Накатада ответил ему:


— К чему нам мечтать,

Любуясь в пруду

Луны отраженьем,

Что никогда

Этот дом она не покинет?


Другие тоже слагали стихи, но было шумно, и я их не расслышал.

На третий день от отрёкшегося императора Судзаку пришли подарки: двадцать серебряных корзинок,[365] в которых были золотые и серебряные каштаны, сосновые шишки, торрейя и ююба. Первой принцессе он направил письмо:

«Давно от тебя не было известий, так что я начал уже беспокоиться. Переезд в старую усадьбу со всеми неизбежными хлопотами уже совершён, и я хотел бы приехать туда, чтобы послушать, как учат Инумия играть на кото. Эти серебряные корзинки похожи на мои седые волосы. Думая о том, я чувствую на сердце печаль…»

Столько же точно таких корзинок отрёкшийся император Судзаку послал матери Накатада. В письме было написано:

«Вы совершенно забыли обо мне. Но я Вас забыть не могу.


Как подумаю,

Что неразлучно

Днём и ночью

Вы будете с внучкой,

Завистью полнится сердце.


Я надеюсь, что в конце моей жизни мне суждено познать истинную радость — услышать, как Вы и Инумия играете на кото».

Архивариуса, прибывшего с подарками государя, принял Накатада. Его пригласили в восточный флигель и напоили вином. Накатада передач ему ответ Первой принцессы. Затем архивариуса пригласили в западный флигель, где жила мать Накатада, и там Накатада снова стал угощать его вином.

— Почему вы задерживаете меня? Разве можно заставлять пить так много вина? Очень неудобно… — говорил архивариус.

Генерал же только весело смеялся:

— Я отвечу сам, если император будет недоволен! — И в конце концов он напоил посыльного так, что тот уже ничего не помнил.

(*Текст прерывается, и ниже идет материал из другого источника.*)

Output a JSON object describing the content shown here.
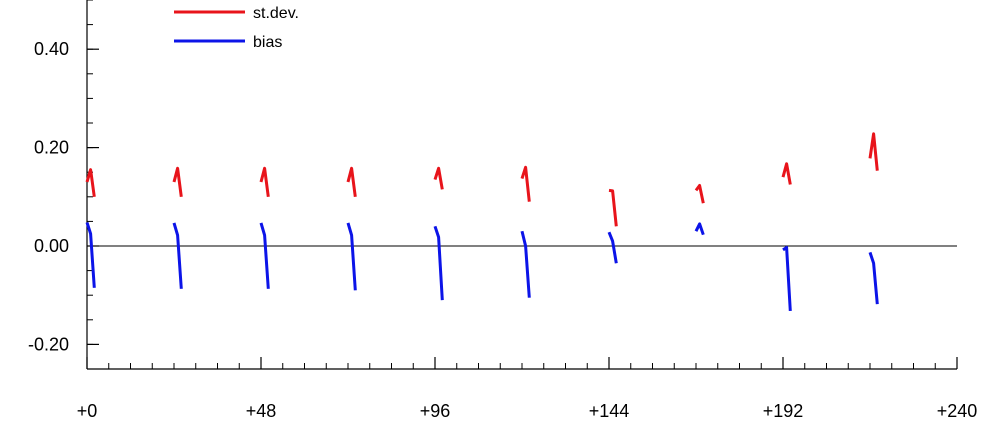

От Первой принцессы посыльному вручили подарки: накидку с прорезами из узорчатого шёлка сиреневого цвета на зелёной подкладке и штаны.

В это время раздался голос прислуживающей дамы: «Господин архивариус, пожалуйте сюда». У дверей была поставлена переносная занавеска с вышитыми лентами цвета прелых листьев, которые книзу становились темнее, и раздался спокойный голос, по-видимому, дамы преклонного возраста: «Пожалуйте сюда». Архивариус уселся на подушку. Из-за занавески виднелись яркие одежды — платье светло-красного цвета на тёмно-красной подкладке, китайское платье из узорчатого шёлка такого тёмного красного цвета, что оно казалось чёрным, ещё одно алое платье и шлейф ярких тонов, окрашенный травами. Показалась рука в длинном рукаве — посыльному предложили чашу с вином. Он при этом совершенно смешался: «Как же мне быть?», и на лице его было написано мучение. И чашу он не брал.

— Нельзя же так, — упрекнул его Накатада. — Пожалуйста, поскорее возьмите чашу.

Архивариус поднялся на ноги, но зашатался и упал. За занавеской раздался смех. Посыльный наконец-то взял чашу, но сказал:

— Больше мне ничего не предлагайте.

— Отчего же так? — спросила дама.

— Потому что у меня ноги болят, и я идти не могу, — ответил посыльный заплетающимся языком.

Он сделал вид, что пьёт вино, но вылил его на пол. Всем стало его жалко, и больше ему вина не подносили.

Отрёкшемуся от престола императору Накатада велел послать подарки: платье из китайского узорчатого шёлка ярко-розового цвета на зелёной подкладке, шёлковую накидку с прорезами, китайское платье из узорчатого шёлка тёмно-фиолетового цвета, шлейф из полупрозрачной ткани белого цвета с тёмно-синими узорами. Накатада написал письмо на китайской фиолетовой бумаге, завернул его в такую же бумагу и прикрепил к красивой ветке сосны.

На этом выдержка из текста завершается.